Moreover, comments from China’s National Bureau of Statistics (NBS) suggesting economic recovery remains uneven, mainly due to the recently sluggish Retail Sales and Industrial Production, also weigh on the sentiment. Elsewhere, the United Nations (UN) rejection to any direct meddling in Gaza, due to the US as per China, joins the coronavirus (COVID-19) woes in Asia and uneven vaccinations, not to forget covid variant woes in the West, to exert additional downside pressure on the previous optimism.
The market’s attention will be given to the Fedspeak. Fed’s Vice Chairman Richard Clarida is likely to reiterate his cautious optimism while defending the no policy adjustments, in absence of which the EUR/USD may witness further downside towards short-term key support. It should, however, be noted that the Fedspeak suggesting the need for “multiple data of more months” for any policy adjustments seem justified, which in turn keeps bears cautious.
Current Market Sentiment:Cautiously Bearish
Gold Remains Above $1,800
Gold has finally cracked the barrier at $1,846 to clinch fresh three-month tops at $1,855, starting out a fresh week this Monday. Gold extended the bullish momentum into the third straight session, shrugging off the latest bounce in the USD across its main competitors. Concerns over uneven economic recovery in China help underpin the sentiment around gold, as more buyers can be seen coming from that country, allowing more demand to push the instrument higher.

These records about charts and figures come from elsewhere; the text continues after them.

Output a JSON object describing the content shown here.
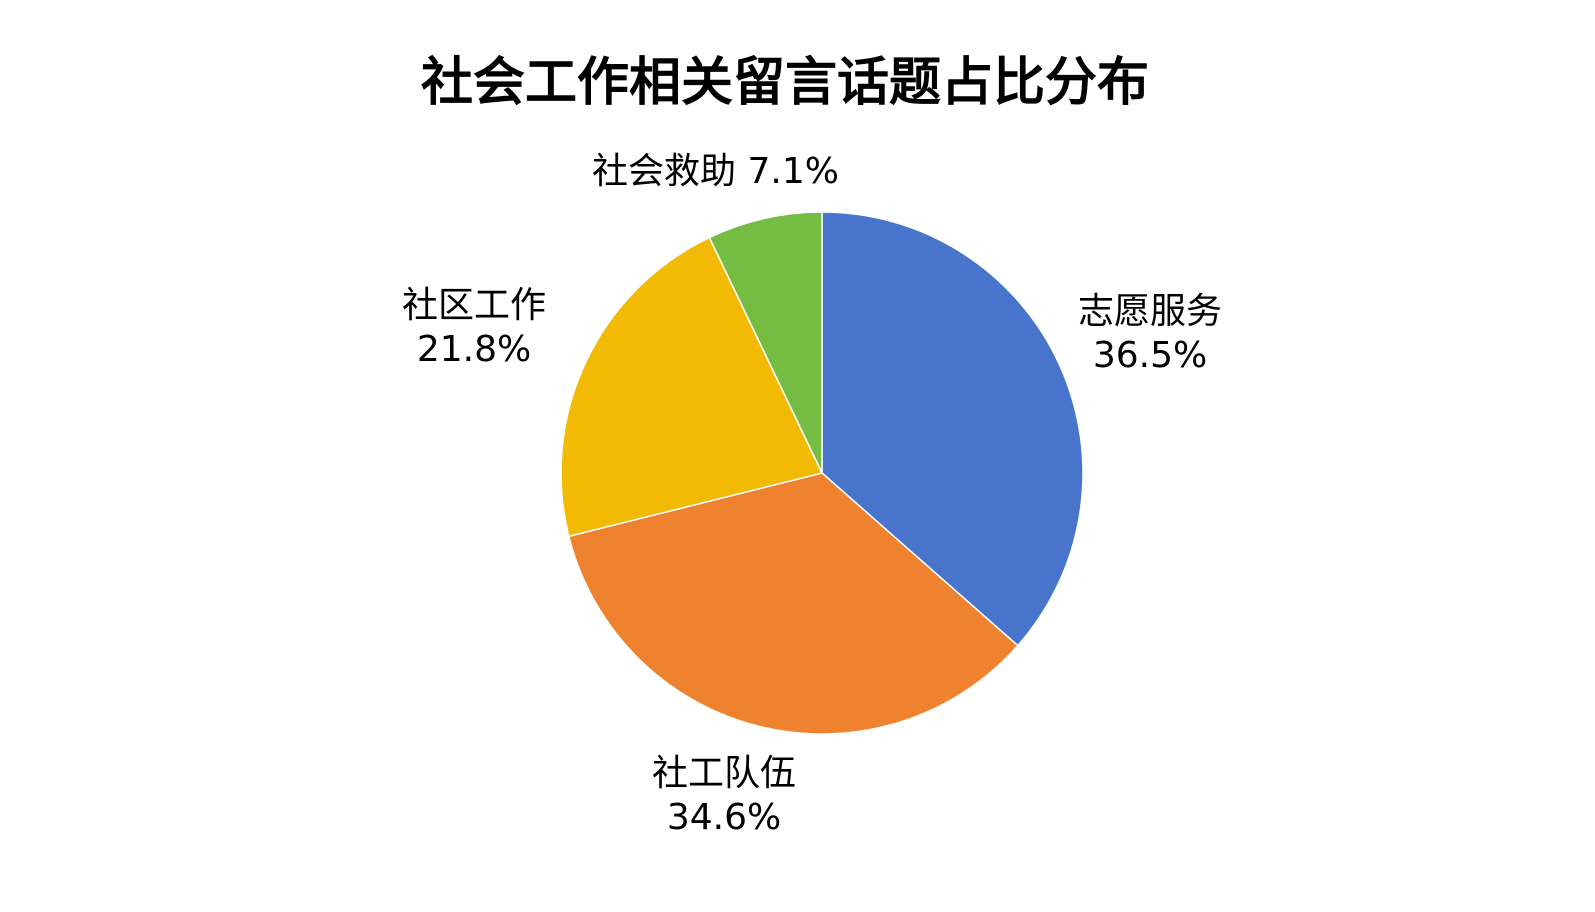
{
  "chart_data": {
    "type": "pie",
    "title": "社会工作相关留言话题占比分布",
    "start": "top",
    "direction": "clockwise",
    "categories": [
      "志愿服务",
      "社工队伍",
      "社区工作",
      "社会救助"
    ],
    "values": [
      36.5,
      34.6,
      21.8,
      7.1
    ],
    "labels": [
      "36.5%",
      "34.6%",
      "21.8%",
      "7.1%"
    ],
    "colors": [
      "#4874CB",
      "#EE822F",
      "#F2BA02",
      "#75BD42"
    ],
    "legend": "none"
  }
}
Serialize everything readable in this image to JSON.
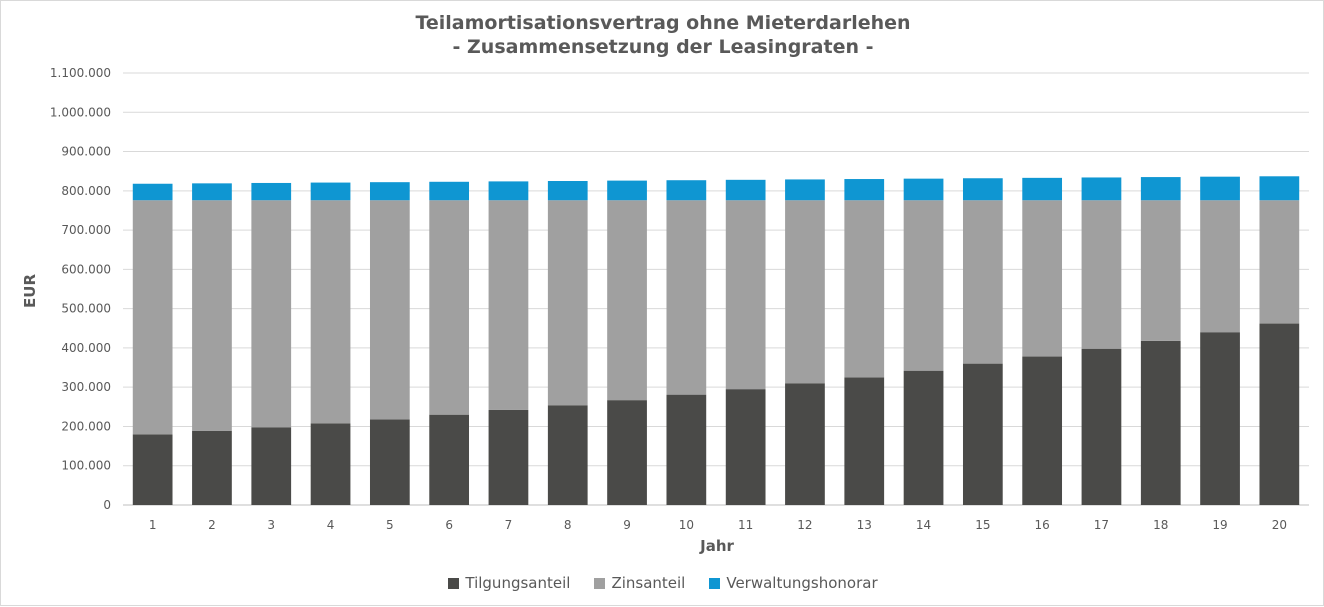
{
  "chart_data": {
    "type": "bar",
    "stacked": true,
    "title": "Teilamortisationsvertrag ohne Mieterdarlehen",
    "subtitle": "- Zusammensetzung der Leasingraten -",
    "xlabel": "Jahr",
    "ylabel": "EUR",
    "ylim": [
      0,
      1100000
    ],
    "yticks": [
      "0",
      "100.000",
      "200.000",
      "300.000",
      "400.000",
      "500.000",
      "600.000",
      "700.000",
      "800.000",
      "900.000",
      "1.000.000",
      "1.100.000"
    ],
    "grid": true,
    "legend_position": "bottom",
    "categories": [
      "1",
      "2",
      "3",
      "4",
      "5",
      "6",
      "7",
      "8",
      "9",
      "10",
      "11",
      "12",
      "13",
      "14",
      "15",
      "16",
      "17",
      "18",
      "19",
      "20"
    ],
    "series": [
      {
        "name": "Tilgungsanteil",
        "color": "#4a4a48",
        "values": [
          180000,
          189000,
          198000,
          208000,
          218000,
          230000,
          242000,
          254000,
          267000,
          281000,
          295000,
          310000,
          325000,
          342000,
          360000,
          378000,
          398000,
          418000,
          440000,
          462000
        ]
      },
      {
        "name": "Zinsanteil",
        "color": "#a0a0a0",
        "values": [
          596000,
          587000,
          578000,
          568000,
          558000,
          546000,
          534000,
          522000,
          509000,
          495000,
          481000,
          466000,
          451000,
          434000,
          416000,
          398000,
          378000,
          358000,
          336000,
          314000
        ]
      },
      {
        "name": "Verwaltungshonorar",
        "color": "#0f96d2",
        "values": [
          42000,
          43000,
          44000,
          45000,
          46000,
          47000,
          48000,
          49000,
          50000,
          51000,
          52000,
          53000,
          54000,
          55000,
          56000,
          57000,
          58000,
          59000,
          60000,
          61000
        ]
      }
    ]
  }
}
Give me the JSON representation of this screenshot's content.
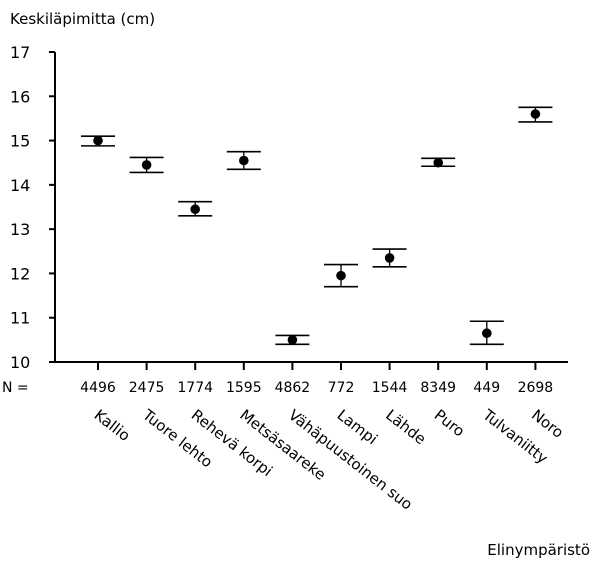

The recent strength in the gold price can be attributed to the resurgent dovish Fed expectations, in light of the downbeat US Retail Sales data released last Friday. Dismal US data tamed rising inflation fears, weighing heavily on the Treasury yields, aiding the non-yielding gold. Gold traders now look forward to the FOMC minutes due for release on Wednesday for fresh direction. In the meantime, the broader market sentiment and Fedspeak will continue to influence gold prices.
Currently, the instrument is battling against the mentioned resistance at $1,855 as it hasn’t seen this level since February. Technically, the instrument is favored to continue moving higher as per the MACD and RSI. The latter, however, is showing signs that the instrument is heading into overbought territory should the $1,855 break. MACD, on the other hand, is showing more bullish behaviour with the histogram and MAs printing in the positive territory above the midline.